Fire and Stardust

photo Guillaume Villeneuve
Intimate concert with Guillaume Villeneuve, violin, and Lucas Villeneuve, harpsichord.

Hear the sound of a rising star! Violinist Guillaume Villeneuve, winner of the 2022 Mathieu-Duguay Early Music Competition and the 2023 Discovery of the Year Opus Award, blazes a musical trail through the flames of hell and the stars of heaven, together with his brother Lucas on harpsichord.

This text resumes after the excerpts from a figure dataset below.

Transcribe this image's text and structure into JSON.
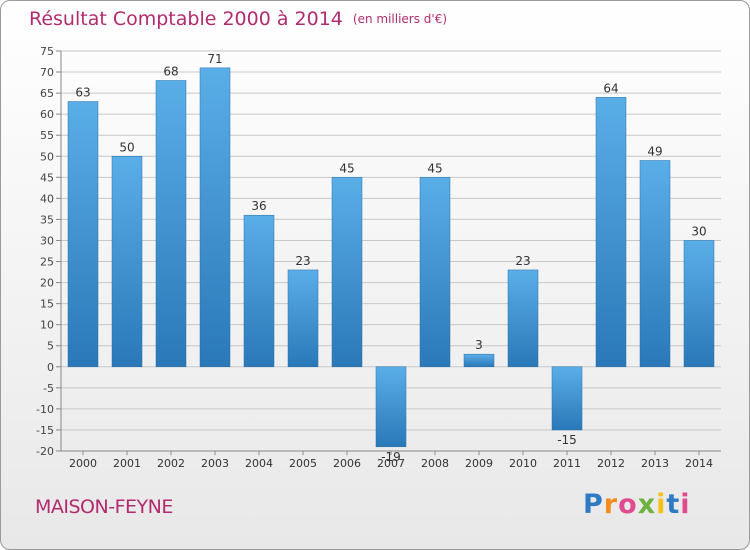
{
  "title": "Résultat Comptable 2000 à 2014",
  "subtitle": "(en milliers d'€)",
  "place": "MAISON-FEYNE",
  "logo": {
    "letters": [
      "P",
      "r",
      "o",
      "x",
      "i",
      "t",
      "i"
    ]
  },
  "colors": {
    "title": "#b22b6f",
    "bar_top": "#5aaee8",
    "bar_bottom": "#2a78b8",
    "grid": "#c8c8c8"
  },
  "chart_data": {
    "type": "bar",
    "title": "Résultat Comptable 2000 à 2014",
    "xlabel": "",
    "ylabel": "",
    "ylim": [
      -20,
      75
    ],
    "yticks": [
      75,
      70,
      65,
      60,
      55,
      50,
      45,
      40,
      35,
      30,
      25,
      20,
      15,
      10,
      5,
      0,
      -5,
      -10,
      -15,
      -20
    ],
    "categories": [
      "2000",
      "2001",
      "2002",
      "2003",
      "2004",
      "2005",
      "2006",
      "2007",
      "2008",
      "2009",
      "2010",
      "2011",
      "2012",
      "2013",
      "2014"
    ],
    "values": [
      63,
      50,
      68,
      71,
      36,
      23,
      45,
      -19,
      45,
      3,
      23,
      -15,
      64,
      49,
      30
    ],
    "data_labels": [
      "63",
      "50",
      "68",
      "71",
      "36",
      "23",
      "45",
      "-19",
      "45",
      "3",
      "23",
      "-15",
      "64",
      "49",
      "30"
    ]
  }
}
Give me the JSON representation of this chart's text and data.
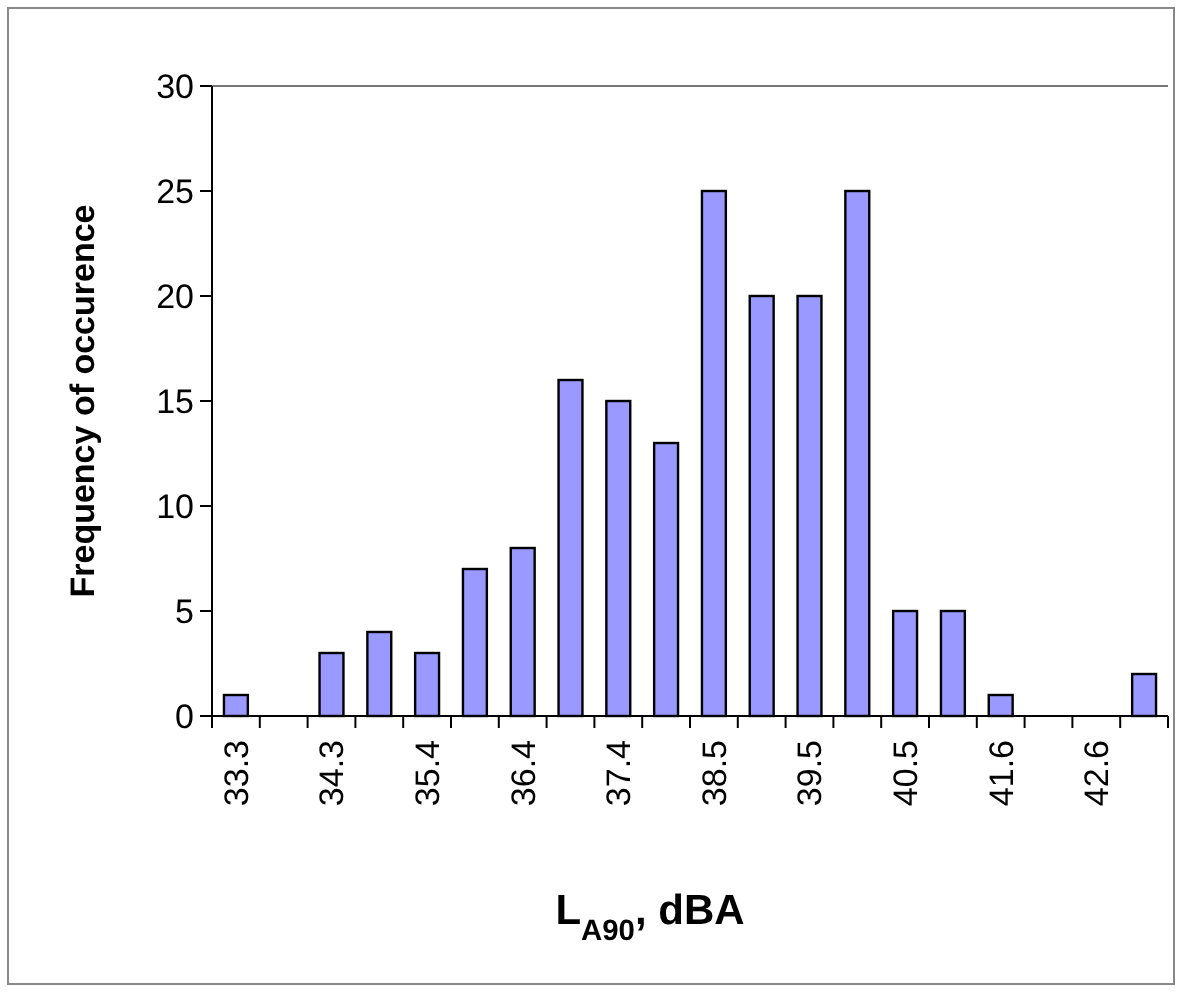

Works by Eccles, Biber, Corelli, Tartini and Bach.

Tickets

30 $ - regular, 25 $ - 65 years and older, 15 $ - students

Notre-Dame-du-Bon-Secours Vault (metro Champ-de-Mars)
400, Saint-Paul East Street
Montreal QC
Canada

Notes de programme

Fire and Stardust

Intimate concert with Guillaume Villeneuve, violin, and Lucas Villeneuve, harpsichord.
Violoniste, gravure de Bonnart
Artist(s) and Ensemble(s)

                                                                                                                           Image: Violonist, engraving by Bonnart

Guillaume Villeneuve, violin
Lucas Villeneuve, harpsichord

Program
John Eccles (1668-1735)

Sonata for violin and basso continuo in G minor
    Grave - Corrente - Adagio - Vivace

Heinrich Ignaz Franz Biber (1644-1704)

Sonata (passacaglia) for solo violin in G minor, C. 105

 

Improvisation game with the audience

 

Giuseppe Tartini (1692-1770)

Sonata for violin and basso continuo in G minor - "The Devil's Trill"
    Larghetto affettuoso - Allegro - Andante-Allegro-Adagio

Johann Sebastian Bach (1685-1750)

Chaconne from the Partita for Solo violin No.2 in D minor BWV 1004

Arcangelo Corelli (1653-1713)

Sonata for violin and basso continuo in D minor op. 5 No.12 "La Folia"

Program Notes

Hear the sound of a rising star! Violinist Guillaume Villeneuve, winner of the 2022 Mathieu-Duguay Early Music Competition and the 2023 Discovery of the Year Opus Award, blazes a musical trail through the flames of hell and the stars of heaven, together with his brother Lucas on harpsichord.

Biographies

Guillaume Villeneuve

Chamber musician, soloist, and concertmaster Guillaume Villeneuve performs an extensive repertoire ranging from Baroque to contemporary music. He is committed to expressing musical emotion powerfully and authentically, which has led him to specialize in playing historical instruments. In 2023, he received the Discovery of the Year Opus Award. He is a founding member of Quatuor Cobalt, as well as its current artistic director. 

As an active concert musician, Villeneuve performs and records regularly with ensembles such as Arion Baroque Orchestra, the Studio de musique ancienne de Montréal, Pallade Musica and the Orchestre Festival Bach Montréal. He is also highly sought after as a soloist. For instance, he recently performed Beethoven’s Triple Concerto with cellist Elinor Frey and pianist Olivier Godin on period instruments. He is the concertmaster of the Galileo orchestra and principal second violin of L’Harmonie des saisons. He is also frequently invited to perform as a guest with such groups as Clavecin en concert, Ensemble Caprice, the Orchestre FILMharmonique, and Ensemble Classico-Moderne, as well as the Ottawa Baroque Consort and the Antiphona ensemble in France. 

He has been awarded multiple notable prizes and scholarships, including the first prize and Audience’s Choice Award at the 2022 Mathieu-Duguay Early Music Competition presented by the Lamèque International Baroque Music Festival. Villeneuve performs on an 1866 Jean-Baptiste Vuillaume violin from Paris, with an Arthur Copley bow from W. E. Hill & Sons, on generous loan from Canimex.

 

Lucas Villeneuve

Lucas Villeneuve, Guillaume’s brother, was born in a family of musicians, and his taste for music developed at an early age. Although his childhood was filled with a wide variety of repertoires and genres, he discovered a lifelong musical language in Baroque music. At age five, he discovered the harpsichord and enrolled in the Conservatoire à rayonnement régional Montserrat Caballé in Perpignan, where he studied with Carole Parer for more than fourteen years. He attended several early music programs during his years of study, receiving guidance from harpsichordists such as Blandine Rannou, Skip Sempé and Olivier Fortin. Having recently obtained his Diplôme d’études musicales from the Conservatoire, he is now enrolled in further training, in order to fine-tune his musical knowledge and performance abilities while pursuing various other projects. He is also currently studying at the University of Montpellier and enjoying broadening his musical and artistic horizons.